Students blow off designated smoking areas

No Smoking

Francis Emelogu/The Cougar

Since June 2013, UH has called itself a tobacco-free campus. Designated areas are still labeled around the campus, and all is supposedly well.

Despite the official rules, smoking seems to still be an issue all around campus. People can still be found smoking outside the designated areas, in front of buildings like the M.D. Anderson Library.

One may wonder why students are still smoking everywhere on campus. The answer is that the policy is effectively pointless.

A quick look at the UH website’s policies shows the old news from 2013. The contact section shows information on the 2012-2013 Tobacco Task Force that has not been updated since.

The University has not implemented a decent method of enforcing the “rule.”

According to the FAQ section of the smoking policy, those smoking outside of designated areas on campus are subject to a stern, yet caring, email. Students are also encouraged to inform violators of the smoking policy and ask them to stop.

With a policy so easy to ignore, there is little reason to follow the rule. Smokers on busy sidewalks may be an annoyance, but there is practically nothing that can be done about it.

Integrated communications senior Carolina Fernandez said she believes that the policy is a good one, but needs to be enforced and followed. Fernandez said she supports the smoking areas and thinks students should be able to walk around campus and feel comfortable.

“When it’s outside the designated areas it makes me uncomfortable. It’s not only the smell, but it’s also hazardous to health. Personally, I would be okay if they banned smoking completely,” Fernandez said. “But I do want it to be fair for everyone. If you’re going to smoke, respect the rules and those who don’t smoke.”

Currently, there are many around the University that do not respect their fellow classmates and faculty. Those who try not to smoke outside designated areas or on campus at all are even worse off; they aren’t able to avoid the second-hand smoke from violators in front of buildings or on busy sidewalks.

While the blame for such behavior lies on the smoking violators, whether they are ignorant of the rules or simply inconsiderate, the University’s current choice of enforcement also plays a part in the frequency of the violations.

If a rule is to have any kind of effectiveness on the inconsiderate violators, there needs to be some method of enforcement. If the University puts the same amount of effort into enforcing smoking policy than it does into parking violations, some of us would be likely to receive tickets for inhaling second-hand smoke.

It’s not fair for the University to advertise itself as a smoke-free campus when so little has been done to actually make that title credible. While smokers may have the right to do what they wish with their own health, smoking needs to be done in a way that does not inconvenience and negatively affect others around them.

According to a study by the Harvard School of Public Health, one-third of college students have used a tobacco product in the past four weeks.

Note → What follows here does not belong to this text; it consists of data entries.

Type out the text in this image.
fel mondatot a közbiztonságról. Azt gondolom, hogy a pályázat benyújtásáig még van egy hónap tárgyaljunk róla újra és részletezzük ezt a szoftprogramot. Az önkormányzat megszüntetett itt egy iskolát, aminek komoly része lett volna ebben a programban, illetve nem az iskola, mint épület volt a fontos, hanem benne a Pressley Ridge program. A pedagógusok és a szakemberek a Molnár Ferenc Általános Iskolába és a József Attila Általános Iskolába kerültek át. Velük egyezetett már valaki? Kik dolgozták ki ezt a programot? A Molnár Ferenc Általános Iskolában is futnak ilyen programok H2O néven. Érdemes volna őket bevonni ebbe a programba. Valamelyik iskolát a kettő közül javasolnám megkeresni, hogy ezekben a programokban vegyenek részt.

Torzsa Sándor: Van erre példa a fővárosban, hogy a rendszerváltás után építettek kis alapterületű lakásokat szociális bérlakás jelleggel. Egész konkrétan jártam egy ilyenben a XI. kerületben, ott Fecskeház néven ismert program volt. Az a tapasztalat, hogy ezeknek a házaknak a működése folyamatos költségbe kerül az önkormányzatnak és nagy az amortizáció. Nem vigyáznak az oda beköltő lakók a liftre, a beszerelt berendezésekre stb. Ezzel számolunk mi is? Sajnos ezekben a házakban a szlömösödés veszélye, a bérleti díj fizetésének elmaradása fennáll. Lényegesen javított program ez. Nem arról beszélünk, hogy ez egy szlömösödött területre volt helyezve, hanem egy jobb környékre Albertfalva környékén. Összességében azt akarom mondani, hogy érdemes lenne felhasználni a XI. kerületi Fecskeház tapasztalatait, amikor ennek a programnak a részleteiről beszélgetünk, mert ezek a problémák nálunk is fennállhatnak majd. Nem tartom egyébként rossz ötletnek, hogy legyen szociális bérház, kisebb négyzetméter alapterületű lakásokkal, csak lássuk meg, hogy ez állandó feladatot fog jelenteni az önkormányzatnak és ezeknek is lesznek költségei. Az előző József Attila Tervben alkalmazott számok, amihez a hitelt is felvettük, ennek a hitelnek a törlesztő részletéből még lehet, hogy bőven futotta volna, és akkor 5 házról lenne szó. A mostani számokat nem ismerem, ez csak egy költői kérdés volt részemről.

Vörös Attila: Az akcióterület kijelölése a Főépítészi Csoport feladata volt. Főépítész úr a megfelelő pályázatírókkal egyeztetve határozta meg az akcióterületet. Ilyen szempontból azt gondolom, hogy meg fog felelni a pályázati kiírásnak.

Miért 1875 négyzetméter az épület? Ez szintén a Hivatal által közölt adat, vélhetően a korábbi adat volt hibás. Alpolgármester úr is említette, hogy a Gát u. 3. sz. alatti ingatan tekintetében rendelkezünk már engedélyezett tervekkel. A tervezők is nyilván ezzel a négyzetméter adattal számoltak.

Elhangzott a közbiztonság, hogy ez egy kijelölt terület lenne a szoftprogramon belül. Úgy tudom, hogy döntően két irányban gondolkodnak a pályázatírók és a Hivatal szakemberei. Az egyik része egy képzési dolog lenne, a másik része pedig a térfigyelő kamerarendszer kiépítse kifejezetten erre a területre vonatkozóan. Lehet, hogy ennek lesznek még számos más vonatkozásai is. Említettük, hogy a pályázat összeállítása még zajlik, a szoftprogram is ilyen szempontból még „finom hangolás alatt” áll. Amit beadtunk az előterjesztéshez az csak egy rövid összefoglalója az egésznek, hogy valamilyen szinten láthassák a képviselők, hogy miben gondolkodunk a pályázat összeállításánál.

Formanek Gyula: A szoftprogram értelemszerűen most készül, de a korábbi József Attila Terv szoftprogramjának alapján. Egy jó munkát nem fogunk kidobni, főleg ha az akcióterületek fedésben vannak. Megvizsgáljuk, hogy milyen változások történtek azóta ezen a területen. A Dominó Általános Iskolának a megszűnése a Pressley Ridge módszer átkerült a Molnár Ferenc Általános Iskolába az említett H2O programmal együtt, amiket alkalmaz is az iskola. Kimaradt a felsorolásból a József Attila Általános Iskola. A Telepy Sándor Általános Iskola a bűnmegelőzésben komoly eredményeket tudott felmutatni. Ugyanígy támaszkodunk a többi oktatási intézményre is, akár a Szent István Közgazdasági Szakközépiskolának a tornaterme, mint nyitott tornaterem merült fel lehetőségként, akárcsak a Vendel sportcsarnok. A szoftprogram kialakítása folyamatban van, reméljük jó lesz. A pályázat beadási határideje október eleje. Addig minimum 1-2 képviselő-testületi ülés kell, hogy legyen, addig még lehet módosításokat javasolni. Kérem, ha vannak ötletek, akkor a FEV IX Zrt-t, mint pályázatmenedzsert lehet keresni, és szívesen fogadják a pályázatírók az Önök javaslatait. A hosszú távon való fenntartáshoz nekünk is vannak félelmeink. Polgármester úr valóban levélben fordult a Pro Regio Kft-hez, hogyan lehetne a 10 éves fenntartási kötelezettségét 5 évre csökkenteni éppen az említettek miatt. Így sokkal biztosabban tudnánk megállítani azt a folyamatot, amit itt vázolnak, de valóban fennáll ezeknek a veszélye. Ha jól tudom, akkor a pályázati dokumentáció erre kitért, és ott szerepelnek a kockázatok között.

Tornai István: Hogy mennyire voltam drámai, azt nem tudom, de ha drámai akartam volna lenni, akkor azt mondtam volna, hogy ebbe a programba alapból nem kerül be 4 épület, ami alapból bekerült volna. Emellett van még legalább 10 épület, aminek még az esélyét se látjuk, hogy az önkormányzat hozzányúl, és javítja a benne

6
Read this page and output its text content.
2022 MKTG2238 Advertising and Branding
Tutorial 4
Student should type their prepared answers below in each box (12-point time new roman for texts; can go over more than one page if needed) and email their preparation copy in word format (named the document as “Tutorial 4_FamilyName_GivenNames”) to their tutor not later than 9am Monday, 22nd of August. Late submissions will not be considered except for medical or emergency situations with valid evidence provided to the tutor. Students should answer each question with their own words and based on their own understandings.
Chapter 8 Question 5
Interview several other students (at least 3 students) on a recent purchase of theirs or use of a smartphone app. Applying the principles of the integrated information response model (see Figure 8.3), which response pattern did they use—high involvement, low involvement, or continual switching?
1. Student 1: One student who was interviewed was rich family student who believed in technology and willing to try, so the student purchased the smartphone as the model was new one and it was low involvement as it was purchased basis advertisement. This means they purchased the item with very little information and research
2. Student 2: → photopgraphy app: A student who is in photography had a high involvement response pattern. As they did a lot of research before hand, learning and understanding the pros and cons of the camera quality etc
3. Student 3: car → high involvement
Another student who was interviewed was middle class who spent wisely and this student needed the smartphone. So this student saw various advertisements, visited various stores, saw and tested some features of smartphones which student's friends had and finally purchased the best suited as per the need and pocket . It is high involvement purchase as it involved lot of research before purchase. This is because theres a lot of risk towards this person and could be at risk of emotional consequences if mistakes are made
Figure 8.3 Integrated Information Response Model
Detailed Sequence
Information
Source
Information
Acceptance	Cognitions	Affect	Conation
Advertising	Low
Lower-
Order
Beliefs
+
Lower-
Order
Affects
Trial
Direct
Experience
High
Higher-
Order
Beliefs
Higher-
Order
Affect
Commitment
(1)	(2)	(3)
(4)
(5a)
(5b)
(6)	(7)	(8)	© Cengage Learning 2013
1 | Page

College students tend to try things concerning tobacco products, despite the warnings and potential health consequences.

Completely banning tobacco on a campus, like the University of Texas, will not change the nature of the student.

Simply putting signs up is not enough. Suggestions, words and pleading will only go so far. Fines and enforcement are necessary for the rights of the smoker and non-smoker alike to be respected and for the boundaries of the designated areas to have any meaning at all.

Although the death penalty is not appropriate for violators, perhaps students ought to begin carrying water guns on their hips in order to exact an equally annoying — yet less harmful to the health — vengeance.

In all seriousness, there needs to be change. Writing down a rule on a sheet of paper and declaring it to the world means nothing in and of itself.

If nothing happens when the rule is broken, the rule may as well not exist at all.

Opinion columnist Shane Brandt is a petroleum engineering senior and may be reached at [email protected]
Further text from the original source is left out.